If anything, it’s gratifying to see a developer not try to make the game into something it isn’t and pad single player out with endless repetitive missions. They’re still a lot of fun, especially since they generally don’t last more than five minutes. If you need to kill some time or are just waiting for your friends to sign on, they’re a great way to get introduced to the gameplay mechanics. Besides, you get to shoot down Lucy with cluster rockets. Don’t tell me you never wanted to teach that brat some manners. More importantly, it makes the same great use of the license that I mentioned earlier.
If there is a complaint I can make about the single player, it’s that enemy AI resorts to some annoying tactics. Chief among these is constantly pulling U-turns if you so much as go near them. I appreciate that it’s reasonable to want to evade oncoming gunfire, but it’s dizzying to the player and it’s almost all they do in certain situations. Standard enemies thankfully don’t resort to this, and you can still generally handle bosses with awesome attacks like the close range shotgun.
Online dogfights
Multiplayer brings one of the best social experiences of the year to your 360. As with single player, it’s very easy to pick up. There’s very little in the way of a difficulty curve and the lack of a large leveling system ala Modern Warfare 2 means certain gamers won’t have game-tipping advantages over others. There are the usual classics for multiplayer games, like Deathmatch and Capture the Flag, but some more creative modes are applied to aerial combat as well. There’s a football-type game that’s a blast with a large group of friends as well as a mode reminiscent of the Oddball game type found in Halo. What makes the multiplayer so creative is that it doesn’t stop at the usual suspects like CTF, as fun as those are. It takes popular modes from other genres and applies them smartly to aerial combat.

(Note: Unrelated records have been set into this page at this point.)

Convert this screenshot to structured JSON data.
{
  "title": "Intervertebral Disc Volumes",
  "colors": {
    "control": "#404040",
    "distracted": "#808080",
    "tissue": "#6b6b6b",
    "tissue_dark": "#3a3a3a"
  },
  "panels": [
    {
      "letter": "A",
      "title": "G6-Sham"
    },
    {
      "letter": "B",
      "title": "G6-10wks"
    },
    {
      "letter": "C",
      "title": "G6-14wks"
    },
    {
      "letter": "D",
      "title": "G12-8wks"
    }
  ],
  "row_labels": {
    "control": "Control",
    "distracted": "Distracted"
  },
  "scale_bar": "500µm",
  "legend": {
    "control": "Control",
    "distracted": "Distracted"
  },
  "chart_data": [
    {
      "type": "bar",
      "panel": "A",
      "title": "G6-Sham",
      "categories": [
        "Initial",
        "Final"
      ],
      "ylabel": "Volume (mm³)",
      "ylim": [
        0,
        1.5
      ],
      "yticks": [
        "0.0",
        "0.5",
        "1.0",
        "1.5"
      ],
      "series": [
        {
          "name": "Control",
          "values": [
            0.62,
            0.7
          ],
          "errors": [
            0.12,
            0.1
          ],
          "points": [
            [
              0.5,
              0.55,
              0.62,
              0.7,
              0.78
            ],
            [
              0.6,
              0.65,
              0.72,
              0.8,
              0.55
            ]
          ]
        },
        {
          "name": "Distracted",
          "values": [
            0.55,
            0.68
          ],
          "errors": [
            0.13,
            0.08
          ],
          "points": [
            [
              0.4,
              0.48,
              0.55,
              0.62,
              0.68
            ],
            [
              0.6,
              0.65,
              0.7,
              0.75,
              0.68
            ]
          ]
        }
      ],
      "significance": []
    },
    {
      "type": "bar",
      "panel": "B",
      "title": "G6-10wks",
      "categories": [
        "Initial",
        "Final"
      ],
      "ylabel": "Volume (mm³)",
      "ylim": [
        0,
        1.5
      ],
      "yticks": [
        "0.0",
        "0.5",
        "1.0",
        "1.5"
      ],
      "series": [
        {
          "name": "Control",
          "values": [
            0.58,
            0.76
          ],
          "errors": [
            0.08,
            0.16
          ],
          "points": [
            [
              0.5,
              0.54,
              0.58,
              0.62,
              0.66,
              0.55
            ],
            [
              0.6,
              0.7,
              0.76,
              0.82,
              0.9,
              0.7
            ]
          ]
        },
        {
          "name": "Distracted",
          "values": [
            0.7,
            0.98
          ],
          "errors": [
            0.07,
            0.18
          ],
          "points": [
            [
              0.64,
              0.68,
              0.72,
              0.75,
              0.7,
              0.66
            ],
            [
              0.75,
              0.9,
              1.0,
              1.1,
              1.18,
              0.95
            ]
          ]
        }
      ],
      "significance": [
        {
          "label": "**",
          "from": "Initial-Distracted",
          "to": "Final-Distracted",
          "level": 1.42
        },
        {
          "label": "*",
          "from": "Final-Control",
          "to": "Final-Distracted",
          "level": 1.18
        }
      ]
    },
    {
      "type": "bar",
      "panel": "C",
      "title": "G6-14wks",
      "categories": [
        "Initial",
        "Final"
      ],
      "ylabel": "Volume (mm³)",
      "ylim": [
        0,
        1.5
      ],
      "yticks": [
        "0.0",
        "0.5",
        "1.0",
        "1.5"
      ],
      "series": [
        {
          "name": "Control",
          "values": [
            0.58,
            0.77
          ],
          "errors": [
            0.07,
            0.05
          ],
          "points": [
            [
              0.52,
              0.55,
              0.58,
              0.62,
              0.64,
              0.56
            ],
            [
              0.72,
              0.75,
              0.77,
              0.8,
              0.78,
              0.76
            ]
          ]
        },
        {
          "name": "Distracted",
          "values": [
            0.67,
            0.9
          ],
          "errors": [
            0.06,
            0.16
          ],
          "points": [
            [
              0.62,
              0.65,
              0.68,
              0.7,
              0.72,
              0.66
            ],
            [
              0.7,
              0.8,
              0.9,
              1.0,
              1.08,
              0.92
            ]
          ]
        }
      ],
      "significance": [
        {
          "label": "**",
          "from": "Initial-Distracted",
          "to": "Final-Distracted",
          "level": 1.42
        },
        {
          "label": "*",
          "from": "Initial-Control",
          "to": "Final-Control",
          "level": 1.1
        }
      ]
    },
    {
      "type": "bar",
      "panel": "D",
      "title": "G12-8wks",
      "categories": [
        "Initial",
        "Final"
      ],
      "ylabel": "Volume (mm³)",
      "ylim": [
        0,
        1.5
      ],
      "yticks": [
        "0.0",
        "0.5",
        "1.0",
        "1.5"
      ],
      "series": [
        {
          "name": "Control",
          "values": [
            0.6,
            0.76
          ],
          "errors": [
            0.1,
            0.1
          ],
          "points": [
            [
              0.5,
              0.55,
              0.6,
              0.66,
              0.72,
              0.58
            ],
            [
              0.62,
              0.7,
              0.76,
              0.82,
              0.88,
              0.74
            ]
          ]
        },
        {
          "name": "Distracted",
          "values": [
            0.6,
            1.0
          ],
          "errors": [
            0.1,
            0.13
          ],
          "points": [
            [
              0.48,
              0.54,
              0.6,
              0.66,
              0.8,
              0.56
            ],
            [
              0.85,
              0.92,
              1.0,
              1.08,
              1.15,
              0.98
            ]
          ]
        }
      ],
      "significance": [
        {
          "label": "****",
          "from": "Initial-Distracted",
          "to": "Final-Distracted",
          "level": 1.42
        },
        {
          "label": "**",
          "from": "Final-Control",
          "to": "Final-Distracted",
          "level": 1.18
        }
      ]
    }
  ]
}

What really brings out the multiplayer is how much emphasis is on having fun rather than winning if that makes any sense. You have unlimited lives so it’s easy to jump back into the action and the game modes as a whole are generally accommodating to both casual and hardcore audiences. Snoopy Flying Ace isn’t expensive either; for a scant 800 Microsoft points, you’re getting a ton of value for your hard-earned cash. A lot of games market themselves as something everybody can play, but Snoopy Flying Ace is a rare example of a game that doesn’t have to qualify itself for that statement.
Conclusion
Snoopy Flying Ace easily tops the already substantial Xbox Live Arcade offerings for this year and is a standout on XBLA as a whole amid a lot of competitors. The intuitive concept, charming presentation, and thrilling aerial combat will keep you coming back for more. As a multiplayer experience it’s something I’ve seen appeal to both hardcore gamers and people who have barely touched a game in their lives. Hats off to the developer for this fine-tuned, well-polished, extremely memorable experience.